My work isn’t spontaneous: I take a long time to develop a small preparatory study, like a composer of a musical score. I then mix colors to exactly match the colors of the studies, and those colors are mixed into a thick, transparent acrylic pouring medium. The painting is made by pouring each specific color onto a prepared wood panel which has been marked and taped off with the lay-out of the study. There are many overlapping colors and relationships which are surprising to me, and I hope for others.

This painting’s title refers to Psalms 104:2: “Let me praise Adonai, for You, Adonai my God are surely great, clothed in glory and majesty, wrapped in a cloak of light, You stretch the heavens like a sheet of cloth.” The title also refers to the prayer before the evening Shema… “rolling light away from darkness and darkness from light…Barukh ata Adonai, who brings the evening’s dusk.” I picture this as a roll of immaterial cloth.

For the most part, as a painter, I’m thinking about, worrying over and working on very specific issues of color, materials, composition, and technique that are quite consuming. Over the years, I’ve found that spiritual language, Jewish language, connects with my painting. The two languages, or two worlds, sometimes ignite one another, often not. I came to this way of painting because I have long wanted to engage myself and viewers with dynamic unity; with an experience of unification which I have always loved in painting. I’ve long sensed some analogies with Jewish text and experience. Color relationships in painting are incredibly dynamic, with colors invariably changing each other, and this intense relationally, with some intention at times can feel close to spiritual reality.

In our very wordy tradition, we might not think that color has played a big role, but the Kabbalists associated the Sefirot, which you may think of as aspects of the divine personality, with different colors. They meditated on them and tried to unify them in prayer.

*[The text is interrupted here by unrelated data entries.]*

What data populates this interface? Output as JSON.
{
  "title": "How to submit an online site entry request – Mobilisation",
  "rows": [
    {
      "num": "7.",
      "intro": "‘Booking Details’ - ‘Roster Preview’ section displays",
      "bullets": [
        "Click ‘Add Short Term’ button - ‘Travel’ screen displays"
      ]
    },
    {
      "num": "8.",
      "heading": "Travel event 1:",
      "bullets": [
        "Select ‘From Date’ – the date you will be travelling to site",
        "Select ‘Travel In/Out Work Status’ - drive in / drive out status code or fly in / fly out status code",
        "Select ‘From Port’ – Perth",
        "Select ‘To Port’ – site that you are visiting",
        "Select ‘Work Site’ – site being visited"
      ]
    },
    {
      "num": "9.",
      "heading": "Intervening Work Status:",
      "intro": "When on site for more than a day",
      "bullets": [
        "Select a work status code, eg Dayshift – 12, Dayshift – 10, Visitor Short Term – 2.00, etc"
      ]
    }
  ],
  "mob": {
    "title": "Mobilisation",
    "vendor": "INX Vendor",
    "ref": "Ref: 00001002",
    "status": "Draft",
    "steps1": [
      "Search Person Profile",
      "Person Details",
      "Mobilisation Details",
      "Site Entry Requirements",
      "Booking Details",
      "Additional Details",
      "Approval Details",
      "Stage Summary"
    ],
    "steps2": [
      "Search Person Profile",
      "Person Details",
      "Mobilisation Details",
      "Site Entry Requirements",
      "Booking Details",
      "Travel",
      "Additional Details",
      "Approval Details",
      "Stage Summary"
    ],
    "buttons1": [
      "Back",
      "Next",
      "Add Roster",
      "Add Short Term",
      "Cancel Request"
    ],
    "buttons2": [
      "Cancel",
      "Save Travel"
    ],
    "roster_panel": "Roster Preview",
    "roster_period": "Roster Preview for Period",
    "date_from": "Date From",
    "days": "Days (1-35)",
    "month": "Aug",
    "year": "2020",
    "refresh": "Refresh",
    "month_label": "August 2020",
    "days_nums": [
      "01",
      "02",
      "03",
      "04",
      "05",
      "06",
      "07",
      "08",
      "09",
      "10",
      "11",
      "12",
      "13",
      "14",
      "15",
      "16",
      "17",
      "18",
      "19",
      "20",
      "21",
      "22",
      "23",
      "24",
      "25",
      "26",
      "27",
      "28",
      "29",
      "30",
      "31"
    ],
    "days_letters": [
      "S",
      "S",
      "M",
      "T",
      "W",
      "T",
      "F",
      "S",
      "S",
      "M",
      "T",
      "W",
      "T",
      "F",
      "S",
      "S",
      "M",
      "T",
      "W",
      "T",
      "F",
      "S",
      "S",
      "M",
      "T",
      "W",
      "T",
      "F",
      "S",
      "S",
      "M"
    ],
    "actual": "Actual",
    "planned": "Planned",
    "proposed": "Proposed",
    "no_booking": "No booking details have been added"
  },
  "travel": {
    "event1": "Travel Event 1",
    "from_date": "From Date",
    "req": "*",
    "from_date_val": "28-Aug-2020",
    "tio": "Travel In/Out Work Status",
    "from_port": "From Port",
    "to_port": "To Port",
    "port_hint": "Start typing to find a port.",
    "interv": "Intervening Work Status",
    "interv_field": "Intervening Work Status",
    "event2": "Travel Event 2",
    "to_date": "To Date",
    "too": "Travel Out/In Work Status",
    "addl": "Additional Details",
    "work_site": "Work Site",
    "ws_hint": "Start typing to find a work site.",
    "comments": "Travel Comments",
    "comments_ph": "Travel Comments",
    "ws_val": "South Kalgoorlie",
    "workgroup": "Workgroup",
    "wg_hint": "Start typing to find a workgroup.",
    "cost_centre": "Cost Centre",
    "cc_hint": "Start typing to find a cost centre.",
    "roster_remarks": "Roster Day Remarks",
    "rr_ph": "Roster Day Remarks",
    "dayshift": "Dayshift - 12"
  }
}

I find this amazing and see it as a kind of inner abstract structuring; not a painting but something quite related. I wouldn’t know how to be a Kabbalist, and I use color with more openness and, frankly, more knowledge about color relations, but I feel color connects us to physical and emotional states and to their unification within our spiritual level of being.

Unlike this inner work of the Kabbalists, my painting is very material and really needs to be seen in the actual. We feel the materiality of it while simultaneously feeling the immaterial, light-like aspects, and to me this connects to our heart. The heart is both utterly material and equally not. Painting can sometimes get this dichotomy right. That is part of painting’s very special condition: paint/color is both muck and light.

This painting requires a bit of searching: you need to engage with the parts for it to make sense. It moves in various directions, and so sort of hovers. Our hearts are often moving or pulling in different directions, and a painting can make this visceral activity visually present. This painting alludes to both evening and morning and other, less specific dynamic distinctions within unity.

Certain lines or phrases in our liturgy are inspiring for me, specifically ones that can be visualized in some way. The Angels in the Kiddushah responding to one another with praise, for example, are more than images; these are dynamic heavenly forces. To me this can be part of painting that isn’t based on images.

In this season, in this painful year, I hope my painting, seen in the context of Elul will allow us to share in the luminous, the immaterial light that can at times give us a deeper sense of what surrounds us.